La nueva administración norteamericana, junto a los gobiernos de la Unión Europea y del Reino Unido, han condenado a Beijing por impulsar un programa de ciberactividades maliciosas, incluyendo un hackeo masivo al servicio de mensajería Exchange de Microsoft, que habría afectado a 30.000 organizaciones. Biden fue más allá, acusando al gobierno chino de proteger a piratas cibernéticos en momentos en que EE.UU. ha sufrido ataques del tipo ransomware que han afectado infraestructura crítica. Paralelamente, el Presidente estadounidense ha inculpado a China de retener “información crucial” sobre los orígenes de la pandemia del covid-19.
Las diferencias entre EE.UU. y China no son meramente comerciales, y ni siquiera se tratan solo de cuestiones de ciberseguridad o de competencia por la propiedad intelectual, sino que estamos ante una lucha por el predominio global. Está en juego la definición de la futura hegemonía global.
El trasfondo de este escenario es una rivalidad de carácter estructural que caracterizará el escenario global de los próximos 20 años. A diferencia de lo que aconteció en las décadas siguientes a la Segunda Guerra Mundial, EE.UU. ya no es la superpotencia indiscutida, la Unión Europea se ha debilitado, y Rusia ya no pesa en la arena global como antaño. China es la superpotencia emergente, pero aún no es capaz de liderar hegemónicamente el sistema internacional.
La amenaza principal detrás del conflicto EE.UU.-China es si ambas potencias podrán evitar lo que Graham Allison denomina la “Trampa de Tucídides”, una metáfora alusiva al historiador griego, referida a los peligros de una situación en que una potencia ascendente (China) desafía a una potencia de statu quo (EE.UU.), como, en su momento, Atenas a Esparta o Alemania al Reino Unido.
Un estudio histórico realizado por Allison concluyó que, en 12 de 16 casos investigados de este tipo de competencias, el resultado fue la guerra. La esperanza es que cuatro de los 16 casos de rivalidad histórica investigados por Allison no culminaron en derramamiento de sangre, y se manejaron en paz. Tanto Biden como Xi Jinping pareciera prefieren controlar esta trampa y generar una cierta estabilidad en la rivalidad.

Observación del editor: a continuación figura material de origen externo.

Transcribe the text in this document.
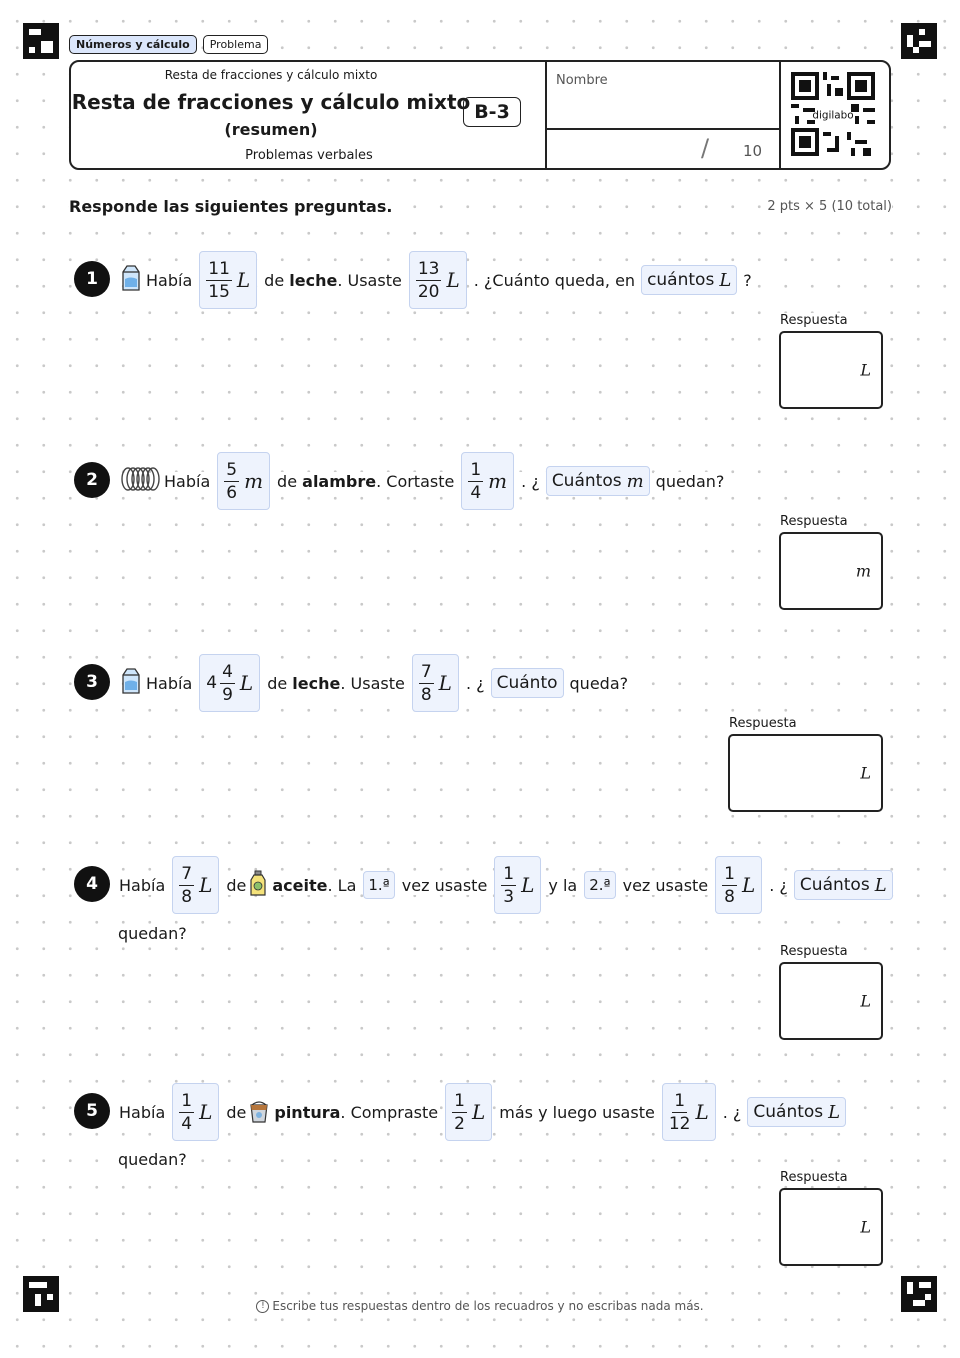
Números y cálculo	Problema
Resta de fracciones y cálculo mixto
Resta de fracciones y cálculo mixto
(resumen)
Problemas verbales
B-3
Nombre
/ 10
digilabo
Responde las siguientes preguntas.	2 pts × 5 (10 total)
1	Había $\frac{11}{15}$ L de leche. Usaste $\frac{13}{20}$ L . ¿Cuánto queda, en cuántos L ?
Respuesta
L
2	Había $\frac{5}{6}$ m de alambre. Cortaste $\frac{1}{4}$ m . ¿ Cuántos m quedan?
Respuesta
m
3	Había $4 \frac{4}{9}$ L de leche. Usaste $\frac{7}{8}$ L . ¿ Cuánto queda?
Respuesta
L
4	Había $\frac{7}{8}$ L de aceite. La 1.ª vez usaste $\frac{1}{3}$ L y la 2.ª vez usaste $\frac{1}{8}$ L . ¿ Cuántos L
quedan?
Respuesta
L
5	Había $\frac{1}{4}$ L de pintura. Compraste $\frac{1}{2}$ L más y luego usaste $\frac{1}{12}$ L . ¿ Cuántos L
quedan?
Respuesta
L
! Escribe tus respuestas dentro de los recuadros y no escribas nada más.
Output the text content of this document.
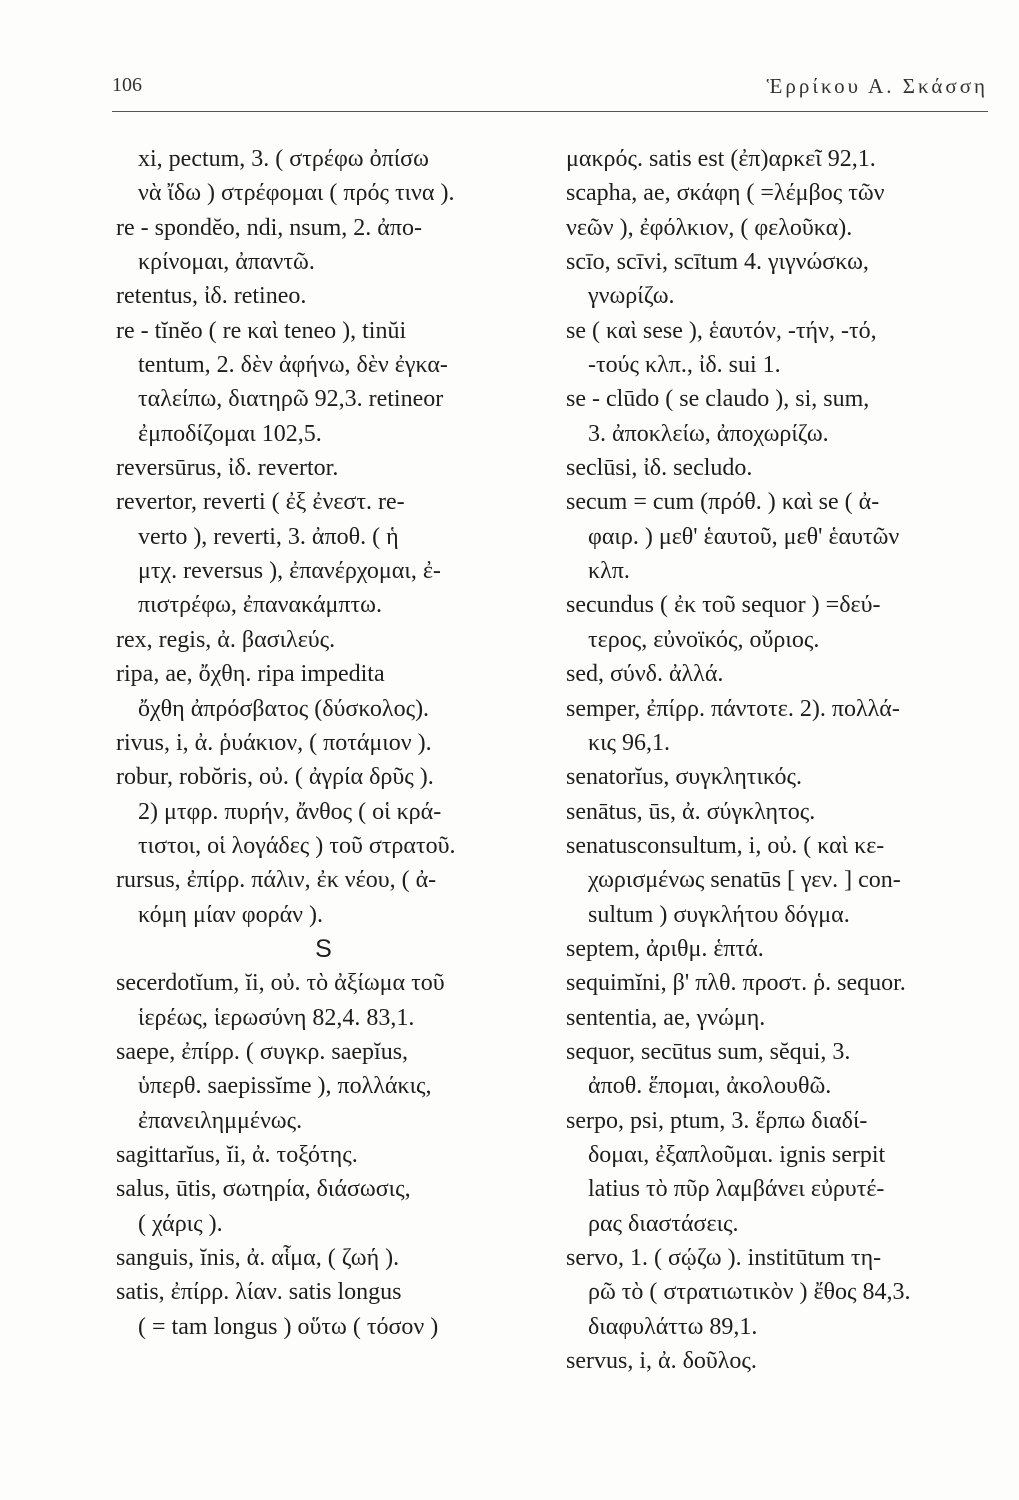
106	Ἑρρίκου Α. Σκάσση
xi, pectum, 3. ( στρέφω ὀπίσω
νὰ ἴδω ) στρέφομαι ( πρός τινα ).
re - spondĕo, ndi, nsum, 2. ἀπο-
κρίνομαι, ἀπαντῶ.
retentus, ἰδ. retineo.
re - tĭnĕo ( re καὶ teneo ), tinŭi
tentum, 2. δὲν ἀφήνω, δὲν ἐγκα-
ταλείπω, διατηρῶ 92,3. retineor
ἐμποδίζομαι 102,5.
reversūrus, ἰδ. revertor.
revertor, reverti ( ἐξ ἐνεστ. re-
verto ), reverti, 3. ἀποθ. ( ἡ
μτχ. reversus ), ἐπανέρχομαι, ἐ-
πιστρέφω, ἐπανακάμπτω.
rex, regis, ἀ. βασιλεύς.
ripa, ae, ὄχθη. ripa impedita
ὄχθη ἀπρόσβατος (δύσκολος).
rivus, i, ἀ. ῥυάκιον, ( ποτάμιον ).
robur, robŏris, οὐ. ( ἀγρία δρῦς ).
2) μτφρ. πυρήν, ἄνθος ( οἱ κρά-
τιστοι, οἱ λογάδες ) τοῦ στρατοῦ.
rursus, ἐπίρρ. πάλιν, ἐκ νέου, ( ἀ-
κόμη μίαν φοράν ).
S
secerdotĭum, ĭi, οὐ. τὸ ἀξίωμα τοῦ
ἱερέως, ἱερωσύνη 82,4. 83,1.
saepe, ἐπίρρ. ( συγκρ. saepĭus,
ὑπερθ. saepissĭme ), πολλάκις,
ἐπανειλημμένως.
sagittarĭus, ĭi, ἀ. τοξότης.
salus, ūtis, σωτηρία, διάσωσις,
( χάρις ).
sanguis, ĭnis, ἀ. αἷμα, ( ζωή ).
satis, ἐπίρρ. λίαν. satis longus
( = tam longus ) οὕτω ( τόσον )
μακρός. satis est (ἐπ)αρκεῖ 92,1.
scapha, ae, σκάφη ( =λέμβος τῶν
νεῶν ), ἐφόλκιον, ( φελοῦκα).
scīo, scīvi, scītum 4. γιγνώσκω,
γνωρίζω.
se ( καὶ sese ), ἑαυτόν, -τήν, -τό,
-τούς κλπ., ἰδ. sui 1.
se - clūdo ( se claudo ), si, sum,
3. ἀποκλείω, ἀποχωρίζω.
seclūsi, ἰδ. secludo.
secum = cum (πρόθ. ) καὶ se ( ἀ-
φαιρ. ) μεθ' ἑαυτοῦ, μεθ' ἑαυτῶν
κλπ.
secundus ( ἐκ τοῦ sequor ) =δεύ-
τερος, εὐνοϊκός, οὔριος.
sed, σύνδ. ἀλλά.
semper, ἐπίρρ. πάντοτε. 2). πολλά-
κις 96,1.
senatorĭus, συγκλητικός.
senātus, ūs, ἀ. σύγκλητος.
senatusconsultum, i, οὐ. ( καὶ κε-
χωρισμένως senatūs [ γεν. ] con-
sultum ) συγκλήτου δόγμα.
septem, ἀριθμ. ἑπτά.
sequimĭni, β' πλθ. προστ. ῥ. sequor.
sententia, ae, γνώμη.
sequor, secūtus sum, sĕqui, 3.
ἀποθ. ἕπομαι, ἀκολουθῶ.
serpo, psi, ptum, 3. ἕρπω διαδί-
δομαι, ἐξαπλοῦμαι. ignis serpit
latius τὸ πῦρ λαμβάνει εὐρυτέ-
ρας διαστάσεις.
servo, 1. ( σῴζω ). institūtum τη-
ρῶ τὸ ( στρατιωτικὸν ) ἔθος 84,3.
διαφυλάττω 89,1.
servus, i, ἀ. δοῦλος.
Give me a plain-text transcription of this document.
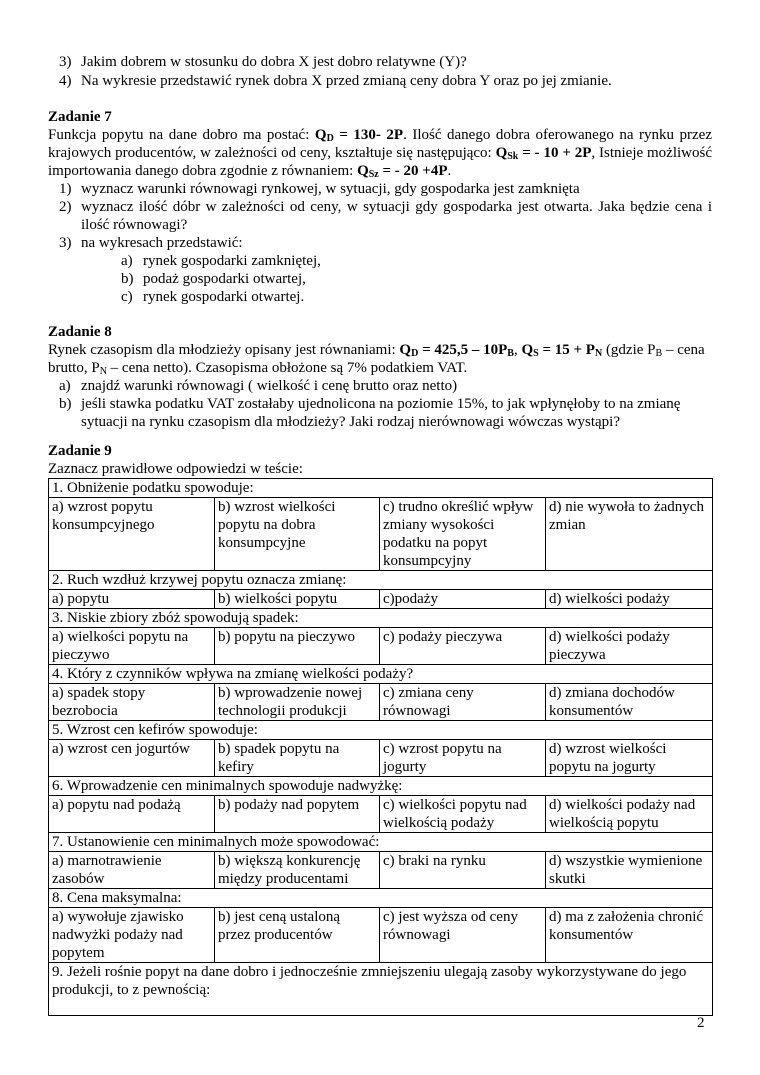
3) Jakim dobrem w stosunku do dobra X jest dobro relatywne (Y)?
4) Na wykresie przedstawić rynek dobra X przed zmianą ceny dobra Y oraz po jej zmianie.
Zadanie 7

Funkcja popytu na dane dobro ma postać: $Q_D = 130-$ 2P. Ilość danego dobra oferowanego na rynku przez krajowych producentów, w zależności od ceny, kształtuje się następująco: $Q_{Sk}$ = - 10 + 2P, Istnieje możliwość importowania danego dobra zgodnie z równaniem: $Q_{Sz}$ = - 20 +4P.

1) wyznacz warunki równowagi rynkowej, w sytuacji, gdy gospodarka jest zamknięta
2) wyznacz ilość dóbr w zależności od ceny, w sytuacji gdy gospodarka jest otwarta. Jaka będzie cena i ilość równowagi?
3) na wykresach przedstawić:
a) rynek gospodarki zamkniętej,
b) podaż gospodarki otwartej,
c) rynek gospodarki otwartej.
Zadanie 8

Rynek czasopism dla młodzieży opisany jest równaniami: $Q_D = 425,5 - 10P_B$, $Q_S = 15 + P_N$ (gdzie $P_B$ – cena brutto, $P_N$ – cena netto). Czasopisma obłożone są 7% podatkiem VAT.

a) znajdź warunki równowagi ( wielkość i cenę brutto oraz netto)
b) jeśli stawka podatku VAT zostałaby ujednolicona na poziomie 15%, to jak wpłynęłoby to na zmianę sytuacji na rynku czasopism dla młodzieży? Jaki rodzaj nierównowagi wówczas wystąpi?
Zadanie 9

Zaznacz prawidłowe odpowiedzi w teście:

1. Obniżenie podatku spowoduje:			
a) wzrost popytu konsumpcyjnego	b) wzrost wielkości popytu na dobra konsumpcyjne	c) trudno określić wpływ zmiany wysokości podatku na popyt konsumpcyjny	d) nie wywoła to żadnych zmian
2. Ruch wzdłuż krzywej popytu oznacza zmianę:			
a) popytu	b) wielkości popytu	c)podaży	d) wielkości podaży
3. Niskie zbiory zbóż spowodują spadek:			
a) wielkości popytu na pieczywo	b) popytu na pieczywo	c) podaży pieczywa	d) wielkości podaży pieczywa
4. Który z czynników wpływa na zmianę wielkości podaży?			
a) spadek stopy bezrobocia	b) wprowadzenie nowej technologii produkcji	c) zmiana ceny równowagi	d) zmiana dochodów konsumentów
5. Wzrost cen kefirów spowoduje:			
a) wzrost cen jogurtów	b) spadek popytu na kefiry	c) wzrost popytu na jogurty	d) wzrost wielkości popytu na jogurty
6. Wprowadzenie cen minimalnych spowoduje nadwyżkę:			
a) popytu nad podażą	b) podaży nad popytem	c) wielkości popytu nad wielkością podaży	d) wielkości podaży nad wielkością popytu
7. Ustanowienie cen minimalnych może spowodować:			
a) marnotrawienie zasobów	b) większą konkurencję między producentami	c) braki na rynku	d) wszystkie wymienione skutki
8. Cena maksymalna:			
a) wywołuje zjawisko nadwyżki podaży nad popytem	b) jest ceną ustaloną przez producentów	c) jest wyższa od ceny równowagi	d) ma z założenia chronić konsumentów
9. Jeżeli rośnie popyt na dane dobro i jednocześnie zmniejszeniu ulegają zasoby wykorzystywane do jego produkcji, to z pewnością:			
2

Eso es posible, pues entre Washington y Beijing existen áreas de competencia y de cooperación. EE.UU. y China pueden cooperar en asuntos de interés común como el combate al cambio climático, el freno al terrorismo, el manejo de las pandemias, y la estabilidad política en áreas sensibles como Medio Oriente.
La competencia se seguirá librando en materias comerciales, inversión e innovación tecnológica. Ejemplo de lo anterior es que China —hace escasos días— solicitó oficialmente su ingreso al Acuerdo Comprensivo y Progresista para la Asociación Transpacífico (CPTPP), más conocido como el TPP11, del cual Trump decidió marginar a EE.UU.
Ambos países tienen espacios de interdependencia, aunque están procurando un decoupling de sus respectivas cadenas de suministros, para así limitar la interdependencia mutua. Además, ambos tienen líneas rojas de conflicto, como es el caso de Taiwán desde la perspectiva de EE.UU., y Hong Kong o el Tíbet, para China.
A Chile no le conviene ser un escenario más de la confrontación EE.UU. vs. China. Nuestro país deberá impulsar una política de no alineamiento activo, poniendo como prioridad los intereses nacionales. Chile puede privilegiar cuál potencia le ofrece mayor valor agregado y creación de empleos de calidad, salvaguardando las áreas estratégicas.
Las relaciones EE.UU.-China moldearán el escenario internacional durante largo tiempo. La dificultad es que Washington y Beijing no han alcanzado un mínimo consenso para procesar y limitar sus desacuerdos. Ese es el desafío más inmediato para ambos países y para la comunidad mundial.